Penggunaan fasilitas
M-Banking yang sudah ada di dalam
ponsel,tetapi belum secara maksimal digunakan oleh masyarakat. Hanya sebagian
kecil masyarakat yang menggunakannya, sebagian lainnya masih dengan mengunjungi
bank bersangkutan untuk melakukan transaksi.
5.
Fokus
Pada Konten Bukan Pada Konteks
Menurut
Hermawan Kartajaya Konten merupakan dimensi diferensiasi yang menunjuk pada apa
value yang dapat ditawarkan dari perusahaan kepada pelanggan. Sedangkan konteks
merupakan dimensi yang menunjuk pada cara perusahaan menawarkan value kepada
pelanggan. Diferensiasi adalah tindakan merancang satu set perbedaan yang
berarti untuk membedakan penawaran perusahaan dari penawaran asing lainnya.
Contoh:
Pemilihan
penggunaan gadget.
Dalam kasus gadget, konsumen
Indonesia lebih memilih menggunakan ANDROID di bandingkan dengan BLACKBERRY,
meskipun BLACKBERRY sudah banyak menawarkan promosi yang cukup menarik.
6.
Menyukai
Barang -barang Produksi Luar Negeri
Karakteristik
perilaku konsumen masyarakat Indonesia yang keenam ini akan semakin kuat di
masa mendatang. Hal ini dikarenakan konsumen Indonesia yakin jika harga suatu
produk mahal maka kualitas produk tersebut semakin bagus pula dan juga konsumen
Indonesia semakin tidak percaya akan kemampuan produk dalam negeri, mereka
selalu beranggapan bahwa produk luar negeri memiliki kualitas yang lebih baik
di bandingkan dengan produk dalam negri. Selain itu, konsumen Indonesia mempunyai rasa nasionalisme yang rendah, yang
juga akan mendorong karakter ini di masa
mendatang.
Contoh:
Pemilihan
penggunaan produk.
Konsumen Indonesia
lebih banyak memakai produk luar negeri seperti “ZARA” atau “ROXY” dibandingkan
dengan merek-merek lokal seperti “DAMN I LOVE INDONESIA” ataupun ”JOGER”.
7.
Semakin
Memperhatikan Masalah Religious
Indonesia
adalah negara beragama. Konsumen Indonesia menjadi lebih sensitif untuk hal-hal
yang berbau keaagamaan. Konsumen akan lebih percaya jika
perkataan itu dikemukakan oleh seorang tokoh agama, ulama atau pendeta. Produk dan
jasa yang berbau agama semakin lebih banyak digemari.

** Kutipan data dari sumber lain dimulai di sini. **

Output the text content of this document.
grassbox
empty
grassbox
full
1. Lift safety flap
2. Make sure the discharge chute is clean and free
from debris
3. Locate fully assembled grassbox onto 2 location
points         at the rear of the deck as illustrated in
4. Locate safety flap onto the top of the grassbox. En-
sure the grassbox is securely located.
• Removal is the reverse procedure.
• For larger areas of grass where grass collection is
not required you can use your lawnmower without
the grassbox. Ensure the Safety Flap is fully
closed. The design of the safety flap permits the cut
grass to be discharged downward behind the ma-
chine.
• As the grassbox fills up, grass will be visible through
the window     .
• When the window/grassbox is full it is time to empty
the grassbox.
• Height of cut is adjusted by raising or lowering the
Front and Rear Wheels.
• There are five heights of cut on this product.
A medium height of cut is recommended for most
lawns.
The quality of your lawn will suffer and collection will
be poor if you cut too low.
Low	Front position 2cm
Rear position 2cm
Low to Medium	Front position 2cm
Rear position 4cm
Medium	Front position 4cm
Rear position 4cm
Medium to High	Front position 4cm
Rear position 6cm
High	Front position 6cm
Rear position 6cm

Contoh: Simbol-simbol Keagamaan.
Seperti yang terjadi sekarang ini, sebagian besar warga
Negara Indonesia yang beragama pasti memiliki simbol keagamaannya, untuk
dipasang dirumah atau di tempat lainnya, seperti : di dalam mobil, tempat
kerja, dsb.
Perilaku ini jelas mendukung masyarakat beragama untuk
membeli beberapa benda penunjuk simbol keagamaan mereka masing-masing.
Misalnya:
-
Ciri
khas rumah seorang Kristen (Katolik):
Memiliki tanda salib; patung Yesus (dan Bunda Maria); penggunaan
Rosario; Pohon Natal, dsb.
-
Ciri
khas rumah seorang Muslim:
Memajang
Tulisan atau kaligrafi Allah (اَللهُ) dan Muhammad (مُحَمَّدٌ)
di Dinding; memajang
tulisan atau kaligrafi Ayat Kursi; memiliki sajadah untuk alas Sholat; memiliki
Alquran
8.
Suka
Pamer dan Gengsi.
Kecenderungan
manusia adalah ingin dipuji. Konsumen Indonesia yang berasal dari golongan
ekonomi menengah ingin dipuji, jika bisa membeli barang yang tidak bisa dibeli
orang lain. Konsumen Indonesia dari golongan ekonomi atas, lebih suka membeli
barang-barang branded supaya dipuji dan sebagai prestise
karena gengsi.
Menurut Handi Irawan
D, ada tiga budaya yang menyebabkan gengsi :
-
Konsumen Indonesia suka bersosialisasi
sehingga mendorong orang untuk “pamer”.
-
Budaya feodal yang masih melekat
sehingga menciptakan kelas-kelas sosial dan akhirnya terjadi “pemberontakan”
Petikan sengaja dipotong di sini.